The group, which represents the industry, had wanted octogenarian designer of the original logo, Gerry Barney, to endorse the makeover. But when the Guardian showed him the recoloured version he was appalled.

“I think that’s rubbish,” he said. “I could understand it if they had just swapped red for green. But why on earth have they got that many colours? It’s a load of old bollocks. It’s just a mess.”

Barney, 82, was surprised by the change because RDG has been running a TV advert since August that uses the red version logo very prominently. “It’s nice that they are using again and using it properly, so why would they want to change it?” he said.

The RDG had prepared a supportive quote for Barney, endorsing the green makeover. He refused. “No way”, he said when it was read to him at his home in Epsom.

Barney, who designed the double arrow logo as a 24-year-old lettering artist, is also wary of Shapps’s plan for an updated logo based on the original version.

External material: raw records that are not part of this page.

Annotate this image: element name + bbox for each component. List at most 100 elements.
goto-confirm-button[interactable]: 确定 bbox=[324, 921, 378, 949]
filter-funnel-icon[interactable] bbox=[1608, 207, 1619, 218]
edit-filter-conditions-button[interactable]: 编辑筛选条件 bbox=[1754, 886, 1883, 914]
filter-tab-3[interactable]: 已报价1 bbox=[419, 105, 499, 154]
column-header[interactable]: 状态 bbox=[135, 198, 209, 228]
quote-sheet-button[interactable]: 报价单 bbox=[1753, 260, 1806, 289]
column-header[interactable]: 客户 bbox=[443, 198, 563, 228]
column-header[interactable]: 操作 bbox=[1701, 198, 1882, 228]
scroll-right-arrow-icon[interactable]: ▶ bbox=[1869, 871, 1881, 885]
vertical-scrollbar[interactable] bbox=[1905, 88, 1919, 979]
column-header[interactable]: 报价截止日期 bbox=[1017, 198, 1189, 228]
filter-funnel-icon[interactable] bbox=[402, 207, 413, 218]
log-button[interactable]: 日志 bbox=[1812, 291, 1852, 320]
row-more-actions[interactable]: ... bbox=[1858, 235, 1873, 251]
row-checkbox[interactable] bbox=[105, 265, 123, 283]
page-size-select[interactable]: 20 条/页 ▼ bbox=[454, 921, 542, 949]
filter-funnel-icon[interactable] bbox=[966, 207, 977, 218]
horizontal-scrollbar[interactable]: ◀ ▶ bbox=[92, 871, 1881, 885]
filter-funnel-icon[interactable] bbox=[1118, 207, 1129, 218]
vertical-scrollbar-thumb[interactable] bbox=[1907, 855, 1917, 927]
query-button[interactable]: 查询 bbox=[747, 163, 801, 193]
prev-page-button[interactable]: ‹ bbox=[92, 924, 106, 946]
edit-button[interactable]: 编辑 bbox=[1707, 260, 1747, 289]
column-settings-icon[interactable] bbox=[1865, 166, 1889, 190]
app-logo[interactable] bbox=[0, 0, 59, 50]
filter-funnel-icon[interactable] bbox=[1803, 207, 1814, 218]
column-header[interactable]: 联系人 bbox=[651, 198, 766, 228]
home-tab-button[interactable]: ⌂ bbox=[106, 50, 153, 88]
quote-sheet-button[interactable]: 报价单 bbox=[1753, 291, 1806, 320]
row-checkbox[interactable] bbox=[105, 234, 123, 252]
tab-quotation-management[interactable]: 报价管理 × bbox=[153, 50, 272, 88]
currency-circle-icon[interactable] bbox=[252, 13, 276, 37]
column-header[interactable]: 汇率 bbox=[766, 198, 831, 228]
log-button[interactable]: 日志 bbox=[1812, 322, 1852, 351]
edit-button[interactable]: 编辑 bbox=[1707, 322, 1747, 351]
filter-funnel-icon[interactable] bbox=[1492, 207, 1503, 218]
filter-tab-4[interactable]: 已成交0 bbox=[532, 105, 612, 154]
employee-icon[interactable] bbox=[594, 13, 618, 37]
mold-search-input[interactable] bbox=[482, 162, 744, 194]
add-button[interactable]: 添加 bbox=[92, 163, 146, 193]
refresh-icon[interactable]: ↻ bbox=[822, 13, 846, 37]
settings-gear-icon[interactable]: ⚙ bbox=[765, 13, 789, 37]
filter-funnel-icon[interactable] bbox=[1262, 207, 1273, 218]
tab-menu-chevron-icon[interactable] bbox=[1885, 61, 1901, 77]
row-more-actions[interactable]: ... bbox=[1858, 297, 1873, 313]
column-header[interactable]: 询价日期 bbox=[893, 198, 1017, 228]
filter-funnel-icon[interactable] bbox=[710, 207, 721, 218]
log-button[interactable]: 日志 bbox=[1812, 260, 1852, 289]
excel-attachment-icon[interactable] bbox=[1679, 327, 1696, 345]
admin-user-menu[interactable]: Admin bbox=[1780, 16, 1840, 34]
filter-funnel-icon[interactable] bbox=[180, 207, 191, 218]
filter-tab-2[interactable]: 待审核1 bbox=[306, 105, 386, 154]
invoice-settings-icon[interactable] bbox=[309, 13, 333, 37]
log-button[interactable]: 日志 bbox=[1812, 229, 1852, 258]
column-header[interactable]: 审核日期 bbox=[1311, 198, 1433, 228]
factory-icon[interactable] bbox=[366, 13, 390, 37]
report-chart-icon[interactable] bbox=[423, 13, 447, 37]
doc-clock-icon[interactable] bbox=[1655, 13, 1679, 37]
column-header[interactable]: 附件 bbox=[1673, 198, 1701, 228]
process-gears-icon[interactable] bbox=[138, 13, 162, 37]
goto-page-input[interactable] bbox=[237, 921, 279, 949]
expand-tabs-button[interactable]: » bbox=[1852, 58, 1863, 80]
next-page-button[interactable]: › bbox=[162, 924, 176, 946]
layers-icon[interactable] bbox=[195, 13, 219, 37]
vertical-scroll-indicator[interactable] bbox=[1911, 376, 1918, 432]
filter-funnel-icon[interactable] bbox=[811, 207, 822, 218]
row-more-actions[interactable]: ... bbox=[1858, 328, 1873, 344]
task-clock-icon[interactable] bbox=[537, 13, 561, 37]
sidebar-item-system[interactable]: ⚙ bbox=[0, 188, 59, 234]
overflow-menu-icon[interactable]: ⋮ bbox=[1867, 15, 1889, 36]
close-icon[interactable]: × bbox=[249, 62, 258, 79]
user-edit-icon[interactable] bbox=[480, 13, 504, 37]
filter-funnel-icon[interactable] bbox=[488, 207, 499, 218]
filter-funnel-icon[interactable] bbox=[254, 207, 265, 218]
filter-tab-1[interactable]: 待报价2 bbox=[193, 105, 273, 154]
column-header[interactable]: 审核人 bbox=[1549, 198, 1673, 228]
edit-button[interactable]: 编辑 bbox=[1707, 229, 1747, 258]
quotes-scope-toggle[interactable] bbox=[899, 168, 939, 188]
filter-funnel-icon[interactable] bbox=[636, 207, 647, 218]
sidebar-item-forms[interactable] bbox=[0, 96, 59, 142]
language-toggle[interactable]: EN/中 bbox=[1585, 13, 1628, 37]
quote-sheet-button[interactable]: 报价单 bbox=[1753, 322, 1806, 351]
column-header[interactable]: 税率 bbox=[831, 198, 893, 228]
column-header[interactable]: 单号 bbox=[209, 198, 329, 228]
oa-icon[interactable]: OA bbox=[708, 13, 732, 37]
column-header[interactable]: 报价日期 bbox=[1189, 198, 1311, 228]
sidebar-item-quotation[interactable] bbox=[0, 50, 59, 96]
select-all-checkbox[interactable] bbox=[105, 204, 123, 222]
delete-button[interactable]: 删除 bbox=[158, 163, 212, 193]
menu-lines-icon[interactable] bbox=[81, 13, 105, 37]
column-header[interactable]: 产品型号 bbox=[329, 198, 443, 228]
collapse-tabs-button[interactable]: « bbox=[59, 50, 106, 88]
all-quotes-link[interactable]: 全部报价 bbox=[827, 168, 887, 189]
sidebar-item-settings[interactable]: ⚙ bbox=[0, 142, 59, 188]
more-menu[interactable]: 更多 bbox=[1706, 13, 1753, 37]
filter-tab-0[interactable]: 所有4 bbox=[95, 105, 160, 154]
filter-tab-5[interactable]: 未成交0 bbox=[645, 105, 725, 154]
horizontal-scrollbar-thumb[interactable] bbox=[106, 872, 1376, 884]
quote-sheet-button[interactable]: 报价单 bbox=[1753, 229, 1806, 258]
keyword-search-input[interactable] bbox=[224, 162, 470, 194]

“I don’t know if it can be updated, it’s so simple,” he said. “They should just leave it well alone – if it ain’t broke, don’t fix it.”

Barney came up with the idea for the logo on his commute into work at the Design Research Unit in 1964 from Ealing Broadway to Bond Street.

“The only thought I had was railway lines coming and going,” he recalled. “I did a sketch on the tube on the back of an envelope. It really was an envelope, and I wish I could find it now, it’d probably be worth a fortune. When I got into work I drew it up.”

The design was selected by the board of British Railways, chaired at the time by Dr Richard Beeching. He was best known for closing thousands of miles of branch lines from the network, known as the “Beeching axe”, and had demanded a logo “powerful enough to symbolise the service it stands for”.

Despite successfully meeting the brief, Barney never met Beeching. “I wasn’t allowed to, I was too junior,” he said. “I didn’t even get a ‘thank you’.”

The design was unveiled in January in1965 at an exhibition featuring the logo on everything from wine glasses and carpets to tickets and matchboxes.

The initial reception to the double arrow was mixed. “People said they don’t know if they’re coming or going,” Barney said. At the time, the Guardian said the arrows on uniforms made female staff look like “prim old-fashioned convicts”.

But the logo stuck and soon became a visual shorthand for trains and stations. Barney said: “When they started putting it on road signs I began to realise it was going to last. I’m surprised it’s lasted so long, but they’ll find it difficult to replace it now because it’s on every road sign to a station.”

The logo even survived privatisation in 1996, prompting Labour to accuse the Conservative transport minister of “using the British Rail logo as a fig leaf to cover his embarrassment at destroying the rail network.”

Now Barney is worried his logo could be used to conceal the failings of a rebranded privatised system. “I think the railways should be fully renationalised. Having disparate companies and regions is a load of nonsense. Because each line has its own identity, you’re totally confused. The only reassuring thing is the logo to show you’re at the station.”

He always wanted the logo to be used more boldly. “The first time I sketched it out I covered a whole train with it, from roof to rails, so you could see it a mile away. It looked bloody great, but they wouldn’t do it. They were too apologetic about it, treating it like a badge rather something they were proud of.”

Barney suggests his original bold conception could provide a way of updating the logo now.

“Application is probably the secret to updating it. There’s no point in changing it. They should do what I initially said and do it big.”

But he is not expecting to be approached by rail officials for his views on the revamped logo. “They probably don’t know I’m still alive,” he said.

Barney and his wife celebrated his 82nd birthday last Friday with a trip to Cornwall, by rail.